How Anthropic's Cybersecurity Team Built a Threat Detection Platform with Claude Code

How Anthropic's Cybersecurity Team Built a Threat Detection Platform with Claude Code

Anthropic's Detection Platform Engineering team, led by Technical Lead Jackie Bow, faced a challenge familiar to security organizations everywhere: analysts juggling multiple disconnected tools, each with its own query language and interface, while racing to triage an unrelenting stream of alerts. Alert enrichment and investigation routinely consumed hours before a human analyst could make a meaningful determination — and the alert volume continued to grow faster than headcount.

Rather than build another dashboard, the team used Claude Code to create CLUE — Claude Looks Up Evidence — a natural language platform that connects directly to Anthropic's internal systems via tool use.

From Proof of Concept to Production in One Week

The development timeline stands out. Using Claude Code as both design partner and implementation collaborator, the team had a working proof of concept within a single day. Full design documentation and a production-ready implementation followed within a week.
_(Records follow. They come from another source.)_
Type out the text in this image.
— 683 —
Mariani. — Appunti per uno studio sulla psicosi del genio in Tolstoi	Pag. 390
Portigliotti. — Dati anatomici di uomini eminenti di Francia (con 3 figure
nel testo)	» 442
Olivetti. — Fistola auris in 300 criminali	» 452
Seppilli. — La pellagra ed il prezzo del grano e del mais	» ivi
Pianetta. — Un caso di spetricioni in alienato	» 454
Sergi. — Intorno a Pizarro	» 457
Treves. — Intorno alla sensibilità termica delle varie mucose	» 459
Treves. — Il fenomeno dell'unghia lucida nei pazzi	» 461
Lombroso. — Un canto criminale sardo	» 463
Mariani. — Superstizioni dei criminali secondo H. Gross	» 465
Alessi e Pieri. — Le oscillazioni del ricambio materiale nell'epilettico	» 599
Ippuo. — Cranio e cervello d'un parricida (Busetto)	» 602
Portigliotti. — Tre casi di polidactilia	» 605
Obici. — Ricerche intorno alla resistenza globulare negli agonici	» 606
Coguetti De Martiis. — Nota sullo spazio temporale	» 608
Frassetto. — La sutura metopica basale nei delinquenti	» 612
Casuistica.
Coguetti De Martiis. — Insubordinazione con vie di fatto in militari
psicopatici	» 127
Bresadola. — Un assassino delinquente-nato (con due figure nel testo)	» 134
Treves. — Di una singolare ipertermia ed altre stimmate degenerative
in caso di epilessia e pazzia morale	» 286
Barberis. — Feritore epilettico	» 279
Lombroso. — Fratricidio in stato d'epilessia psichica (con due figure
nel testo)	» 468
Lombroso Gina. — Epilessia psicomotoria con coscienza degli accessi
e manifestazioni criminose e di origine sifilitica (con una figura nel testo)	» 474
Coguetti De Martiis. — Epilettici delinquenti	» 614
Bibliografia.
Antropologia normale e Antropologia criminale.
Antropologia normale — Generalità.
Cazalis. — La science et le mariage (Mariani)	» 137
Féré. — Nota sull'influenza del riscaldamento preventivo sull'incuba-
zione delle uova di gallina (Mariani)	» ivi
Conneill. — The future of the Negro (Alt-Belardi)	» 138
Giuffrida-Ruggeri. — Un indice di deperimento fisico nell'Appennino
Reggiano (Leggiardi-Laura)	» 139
Bow described the experience as qualitatively different from conventional development: "So much of what we built was us talking to Claude Code. It was both a design partner and collaborator." She noted a pivotal moment when she asked for a button feature, expecting the usual round of JavaScript and CSS debugging — instead, Claude Code implemented it immediately and more effectively than she had anticipated. The interaction encapsulated how much the feedback loop between idea and working code had compressed.

What CLUE Does

CLUE is structured around two core capabilities that address distinct stages of the security workflow.

CLUE Triage

Before a human analyst reviews any alert, CLUE Triage enriches it automatically. Claude pulls in context from Slack conversations, internal documentation, code repositories, and data warehouses, then assigns each alert a disposition — false positive, true positive, malicious, or expected behavior — along with a confidence score. Every incoming alert passes through this enrichment layer, including thousands of signals that would previously have been dismissed without examination simply due to analyst bandwidth constraints.

CLUE Investigate

When analysts need deeper analysis, CLUE Investigate replaces complex, tool-specific query languages with plain natural language. Claude orchestrates an agentic loop of parallel sub-agents that execute queries across security logs, synthesize the results, and produce investigation summaries. Work that previously required hours of manual effort across multiple systems now completes in 3 to 4 minutes.

Measured Impact

Anthropic shared concrete metrics from CLUE's deployment:

• False positive rate dropped from approximately 33% to 7%, allowing analysts to spend their attention on genuine signals instead of noise.
• Alert coverage expanded to every incoming alert — a scope previously impossible given team capacity.
• Automation volume: Over 30 days, CLUE ran approximately 12,000 queries and 27,000 tool calls.
• Time saved: Those automated actions represent an estimated 1,870 hours — roughly 234 person-days — of manual work, reflecting 5–10x efficiency gains.

What This Signals for Security Teams

The CLUE case study is significant for two reasons beyond raw productivity numbers. First, it documents Claude Code being used to build a production AI system — not just to write application code — compressing a week's worth of design and implementation into a day. Second, the platform it produced is itself powered by Claude, demonstrating a compounding pattern: AI accelerates the construction of AI-native systems.

The Anthropic team is now exploring proactive threat hunting (moving beyond reactive alert triage), building organizational memory from accumulated investigation transcripts, and treating investigation non-determinism — the fact that Claude may approach the same problem differently across runs — as a feature rather than a liability.

For security engineering teams evaluating AI-assisted operations, this case study provides one of the most detailed published accounts of what a Claude Code-built, Claude-powered production security pipeline looks like in practice.